Perda de uma chance: indeniza-se a oportunidade séria, não o resultado final inteiro
A perda de uma chance ocorre quando uma conduta elimina oportunidade real e relevante de obter vantagem ou evitar prejuízo. O dano é a própria oportunidade perdida, não necessariamente o resultado final. Por isso, a análise exige demonstrar seriedade da chance, causalidade, estágio do processo e probabilidade, sem transformar possibilidade vaga em certeza retrospectiva.
O erro é pedir o valor integral do prêmio, contrato, processo ou negócio como se o resultado fosse garantido. Isso apaga justamente a incerteza que caracteriza a teoria.
Por Guilherme Oshima, Sócio-fundador · Vice-Presidente da Comissão de Direito Digital e Proteção de Dados da OAB/PR
Perda de uma chance não significa cobrar como se o resultado final fosse certo. A ideia é reparar a oportunidade séria e real que foi eliminada por uma conduta, quando o resultado final permanecia incerto. Essa diferença muda a prova e também impede confundir chance perdida com lucro meramente imaginado.
As regras gerais de responsabilidade e extensão do dano estão no Código Civil. No processo, quem afirma a perda precisa apresentar elementos capazes de demonstrar que havia uma oportunidade concreta, e não apenas esperança subjetiva, dentro das regras de prova do CPC.
A pergunta é contrafactual, mas a prova precisa ser concreta
O raciocínio compara dois cenários: o que ocorreu depois da conduta e o que poderia legitimamente ter ocorrido se a oportunidade tivesse sido preservada. Quanto mais distante e especulativo for o segundo cenário, mais fraca fica a tese.
Exemplos típicos envolvem perda de prazo, eliminação irregular de etapa, omissão que impede participação em procedimento ou conduta profissional que suprime possibilidade relevante. O ponto não é afirmar que a pessoa certamente venceria, mas demonstrar que tinha probabilidade juridicamente apreciável de obter benefício ou evitar prejuízo.
O valor da chance não é automaticamente o valor do resultado
Se a oportunidade era incerta, indenizá-la como se o resultado fosse garantido apagaria justamente a incerteza que define a teoria. A avaliação precisa considerar a consistência da chance, o estágio em que foi perdida e os elementos objetivos disponíveis.
Isso diferencia o instituto de lucros cessantes, em que se discute ganho razoavelmente esperado, e de erro profissional, onde primeiro é necessário provar a falha técnica que teria eliminado a oportunidade.

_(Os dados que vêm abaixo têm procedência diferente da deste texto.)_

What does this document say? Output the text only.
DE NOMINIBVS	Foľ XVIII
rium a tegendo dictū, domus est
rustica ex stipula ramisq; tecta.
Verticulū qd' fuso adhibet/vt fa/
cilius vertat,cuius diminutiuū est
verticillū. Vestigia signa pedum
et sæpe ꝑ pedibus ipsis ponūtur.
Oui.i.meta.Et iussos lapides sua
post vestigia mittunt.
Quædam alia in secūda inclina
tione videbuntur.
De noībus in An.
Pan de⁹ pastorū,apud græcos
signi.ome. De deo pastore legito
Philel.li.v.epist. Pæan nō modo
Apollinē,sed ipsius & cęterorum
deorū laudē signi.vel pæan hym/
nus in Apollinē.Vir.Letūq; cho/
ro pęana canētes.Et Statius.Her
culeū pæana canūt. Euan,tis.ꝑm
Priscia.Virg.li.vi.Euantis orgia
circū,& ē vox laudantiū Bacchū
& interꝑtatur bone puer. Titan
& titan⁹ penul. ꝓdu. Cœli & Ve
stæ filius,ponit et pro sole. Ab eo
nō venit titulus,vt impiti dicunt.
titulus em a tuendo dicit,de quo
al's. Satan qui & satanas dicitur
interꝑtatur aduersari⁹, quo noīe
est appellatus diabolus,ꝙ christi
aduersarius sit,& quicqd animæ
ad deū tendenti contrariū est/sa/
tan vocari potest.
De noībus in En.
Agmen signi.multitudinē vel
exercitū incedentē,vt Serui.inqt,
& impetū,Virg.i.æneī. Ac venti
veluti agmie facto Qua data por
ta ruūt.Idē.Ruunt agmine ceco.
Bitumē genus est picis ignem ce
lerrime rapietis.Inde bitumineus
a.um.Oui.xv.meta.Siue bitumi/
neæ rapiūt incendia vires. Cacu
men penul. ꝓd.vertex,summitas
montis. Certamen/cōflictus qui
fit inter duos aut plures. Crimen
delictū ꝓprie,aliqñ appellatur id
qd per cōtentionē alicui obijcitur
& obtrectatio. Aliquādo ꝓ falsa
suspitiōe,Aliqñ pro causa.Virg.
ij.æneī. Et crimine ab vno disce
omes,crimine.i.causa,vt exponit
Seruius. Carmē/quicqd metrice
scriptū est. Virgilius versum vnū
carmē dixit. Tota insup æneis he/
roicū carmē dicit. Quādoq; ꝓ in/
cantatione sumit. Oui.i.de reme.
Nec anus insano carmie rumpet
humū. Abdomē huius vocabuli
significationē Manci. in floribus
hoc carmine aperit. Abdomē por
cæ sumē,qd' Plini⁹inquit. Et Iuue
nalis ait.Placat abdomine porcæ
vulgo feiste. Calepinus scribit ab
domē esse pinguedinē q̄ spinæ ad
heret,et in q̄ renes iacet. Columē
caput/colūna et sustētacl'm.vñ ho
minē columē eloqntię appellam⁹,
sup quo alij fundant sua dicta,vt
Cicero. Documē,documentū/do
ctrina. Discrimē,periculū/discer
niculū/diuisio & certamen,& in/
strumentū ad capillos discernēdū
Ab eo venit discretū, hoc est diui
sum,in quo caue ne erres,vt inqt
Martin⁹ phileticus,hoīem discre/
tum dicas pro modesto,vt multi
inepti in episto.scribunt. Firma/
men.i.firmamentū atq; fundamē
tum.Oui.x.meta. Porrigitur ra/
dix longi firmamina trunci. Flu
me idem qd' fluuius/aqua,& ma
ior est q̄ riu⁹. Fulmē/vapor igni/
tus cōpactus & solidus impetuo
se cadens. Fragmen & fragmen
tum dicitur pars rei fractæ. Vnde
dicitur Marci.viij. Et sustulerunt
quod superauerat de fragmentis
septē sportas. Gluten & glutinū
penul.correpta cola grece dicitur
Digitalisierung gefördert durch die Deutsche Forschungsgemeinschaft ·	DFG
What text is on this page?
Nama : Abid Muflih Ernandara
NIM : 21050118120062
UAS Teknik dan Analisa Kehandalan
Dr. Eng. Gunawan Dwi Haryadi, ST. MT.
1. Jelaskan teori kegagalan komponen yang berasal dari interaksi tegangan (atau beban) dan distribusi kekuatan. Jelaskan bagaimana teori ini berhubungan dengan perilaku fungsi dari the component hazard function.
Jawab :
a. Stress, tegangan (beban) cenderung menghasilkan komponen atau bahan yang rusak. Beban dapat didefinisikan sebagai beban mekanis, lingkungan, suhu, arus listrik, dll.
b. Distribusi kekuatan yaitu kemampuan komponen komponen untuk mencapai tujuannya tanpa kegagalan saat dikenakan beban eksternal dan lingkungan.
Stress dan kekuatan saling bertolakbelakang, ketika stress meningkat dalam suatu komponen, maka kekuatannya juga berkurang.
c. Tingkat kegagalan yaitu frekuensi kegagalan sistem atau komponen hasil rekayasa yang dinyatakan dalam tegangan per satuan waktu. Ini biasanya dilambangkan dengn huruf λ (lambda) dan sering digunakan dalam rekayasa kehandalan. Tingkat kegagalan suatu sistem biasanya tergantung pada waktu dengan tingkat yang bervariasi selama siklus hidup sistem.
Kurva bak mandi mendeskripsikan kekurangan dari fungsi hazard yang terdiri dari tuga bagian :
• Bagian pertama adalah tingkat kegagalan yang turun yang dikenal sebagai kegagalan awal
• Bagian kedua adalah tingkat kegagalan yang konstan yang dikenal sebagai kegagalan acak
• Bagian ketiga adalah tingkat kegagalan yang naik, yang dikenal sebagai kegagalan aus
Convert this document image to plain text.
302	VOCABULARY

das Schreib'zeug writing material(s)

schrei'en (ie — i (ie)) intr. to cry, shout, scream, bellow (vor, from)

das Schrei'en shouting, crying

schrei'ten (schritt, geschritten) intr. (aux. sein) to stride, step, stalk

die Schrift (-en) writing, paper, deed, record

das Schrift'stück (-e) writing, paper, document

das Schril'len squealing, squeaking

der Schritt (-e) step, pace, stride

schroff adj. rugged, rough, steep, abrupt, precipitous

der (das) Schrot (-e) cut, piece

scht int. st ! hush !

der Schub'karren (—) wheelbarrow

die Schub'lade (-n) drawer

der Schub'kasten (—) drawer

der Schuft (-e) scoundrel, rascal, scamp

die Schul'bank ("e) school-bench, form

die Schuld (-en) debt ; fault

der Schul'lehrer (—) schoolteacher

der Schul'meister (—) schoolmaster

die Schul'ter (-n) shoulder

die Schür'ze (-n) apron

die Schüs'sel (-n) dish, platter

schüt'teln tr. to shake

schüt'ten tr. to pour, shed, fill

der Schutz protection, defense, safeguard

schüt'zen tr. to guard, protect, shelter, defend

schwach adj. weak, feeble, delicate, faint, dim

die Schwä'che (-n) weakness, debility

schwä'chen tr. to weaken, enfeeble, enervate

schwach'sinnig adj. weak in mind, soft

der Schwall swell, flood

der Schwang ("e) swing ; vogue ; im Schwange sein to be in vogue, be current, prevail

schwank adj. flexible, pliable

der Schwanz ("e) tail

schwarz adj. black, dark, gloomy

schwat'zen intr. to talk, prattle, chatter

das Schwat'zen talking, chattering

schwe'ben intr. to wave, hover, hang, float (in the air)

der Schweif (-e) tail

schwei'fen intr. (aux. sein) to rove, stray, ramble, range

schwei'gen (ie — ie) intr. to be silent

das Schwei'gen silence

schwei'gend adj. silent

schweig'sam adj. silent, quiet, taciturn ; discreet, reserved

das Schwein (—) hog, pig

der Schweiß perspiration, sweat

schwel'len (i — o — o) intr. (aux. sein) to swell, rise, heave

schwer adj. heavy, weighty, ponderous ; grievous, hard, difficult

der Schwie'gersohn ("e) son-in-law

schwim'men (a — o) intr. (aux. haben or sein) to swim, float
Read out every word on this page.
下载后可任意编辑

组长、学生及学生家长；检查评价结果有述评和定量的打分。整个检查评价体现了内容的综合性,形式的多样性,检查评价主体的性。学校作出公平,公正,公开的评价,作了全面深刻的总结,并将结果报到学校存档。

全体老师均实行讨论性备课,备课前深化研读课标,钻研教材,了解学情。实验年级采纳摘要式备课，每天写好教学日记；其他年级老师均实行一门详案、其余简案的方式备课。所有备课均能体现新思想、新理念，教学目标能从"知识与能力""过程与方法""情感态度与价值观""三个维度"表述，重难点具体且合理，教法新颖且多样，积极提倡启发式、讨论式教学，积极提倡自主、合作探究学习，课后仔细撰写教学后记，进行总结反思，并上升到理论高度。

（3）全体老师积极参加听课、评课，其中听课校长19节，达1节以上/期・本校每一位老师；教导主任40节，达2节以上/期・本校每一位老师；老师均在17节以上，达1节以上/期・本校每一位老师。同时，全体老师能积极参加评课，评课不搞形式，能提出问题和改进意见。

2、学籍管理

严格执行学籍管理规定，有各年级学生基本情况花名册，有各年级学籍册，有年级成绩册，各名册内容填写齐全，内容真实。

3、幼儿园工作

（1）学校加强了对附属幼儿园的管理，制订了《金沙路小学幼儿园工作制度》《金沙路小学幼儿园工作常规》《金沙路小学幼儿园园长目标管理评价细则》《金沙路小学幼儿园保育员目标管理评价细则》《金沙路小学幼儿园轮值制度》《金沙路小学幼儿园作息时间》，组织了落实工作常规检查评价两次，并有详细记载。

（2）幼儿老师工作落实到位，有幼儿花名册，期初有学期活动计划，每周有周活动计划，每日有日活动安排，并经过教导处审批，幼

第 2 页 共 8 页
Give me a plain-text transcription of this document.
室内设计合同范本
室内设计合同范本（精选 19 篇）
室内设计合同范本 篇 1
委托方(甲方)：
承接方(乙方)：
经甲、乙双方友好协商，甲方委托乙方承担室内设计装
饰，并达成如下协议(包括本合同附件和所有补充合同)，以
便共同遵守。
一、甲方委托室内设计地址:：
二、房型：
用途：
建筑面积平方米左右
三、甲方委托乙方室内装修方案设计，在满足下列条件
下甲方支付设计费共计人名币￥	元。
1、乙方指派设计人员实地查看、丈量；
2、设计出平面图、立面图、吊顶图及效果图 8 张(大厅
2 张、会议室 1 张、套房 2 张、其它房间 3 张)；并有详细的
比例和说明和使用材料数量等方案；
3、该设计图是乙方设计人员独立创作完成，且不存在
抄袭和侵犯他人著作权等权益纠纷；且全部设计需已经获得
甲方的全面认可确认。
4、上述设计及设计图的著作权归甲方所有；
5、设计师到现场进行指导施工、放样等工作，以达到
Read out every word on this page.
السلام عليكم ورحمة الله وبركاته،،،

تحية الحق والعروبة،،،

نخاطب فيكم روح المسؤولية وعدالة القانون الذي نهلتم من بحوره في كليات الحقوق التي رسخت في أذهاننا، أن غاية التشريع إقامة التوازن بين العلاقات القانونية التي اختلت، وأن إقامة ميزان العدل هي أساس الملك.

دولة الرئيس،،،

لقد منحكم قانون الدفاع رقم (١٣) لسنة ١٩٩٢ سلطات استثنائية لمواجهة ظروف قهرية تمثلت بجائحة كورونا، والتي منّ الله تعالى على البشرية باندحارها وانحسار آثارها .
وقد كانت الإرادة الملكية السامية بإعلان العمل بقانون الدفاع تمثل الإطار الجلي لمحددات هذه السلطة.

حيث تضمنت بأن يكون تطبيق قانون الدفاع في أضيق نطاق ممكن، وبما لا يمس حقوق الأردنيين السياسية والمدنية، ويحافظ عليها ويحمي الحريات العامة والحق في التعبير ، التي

O dossiê útil é aquele que permite responder: qual era a oportunidade, por que ela era real, qual ato a eliminou e como estimar seu valor sem transformá-la em certeza.
A probabilidade da oportunidade não precisa necessariamente ser traduzida em percentual matemático rígido, mas o raciocínio deve ser auditável. Em concurso, processo seletivo ou procedimento competitivo, posição, critérios e etapas restantes podem fornecer base objetiva. Em processo judicial perdido por falha, peças, precedentes e estágio do caso podem ajudar a avaliar a seriedade da oportunidade sem afirmar que o resultado era inevitável.
Quanto mais elementos externos sustentarem a chance, menos a tese dependerá da própria expectativa do prejudicado.
Também é necessário demonstrar nexo entre a conduta e a eliminação da oportunidade. Se a chance já havia desaparecido por motivo independente, a falha posterior não a causou. Em sentido inverso, quando havia ainda várias etapas possíveis, deve-se explicar por que o ato impediu efetivamente a continuidade. A cronologia evita atribuir ao responsável um resultado que seria inviável de qualquer forma.
Perguntas frequentes
Perda de uma chance é o mesmo que lucro cessante?
Não. A perda de uma chance protege oportunidade séria eliminada; lucros cessantes tratam de ganho que razoavelmente deixou de ser obtido.
É preciso provar que o resultado final aconteceria?
Não como certeza, pois isso eliminaria a própria ideia de chance. É necessário demonstrar que a oportunidade era séria e real.
O valor da indenização é igual ao benefício final?
Não automaticamente. A incerteza da oportunidade precisa ser considerada na avaliação do dano.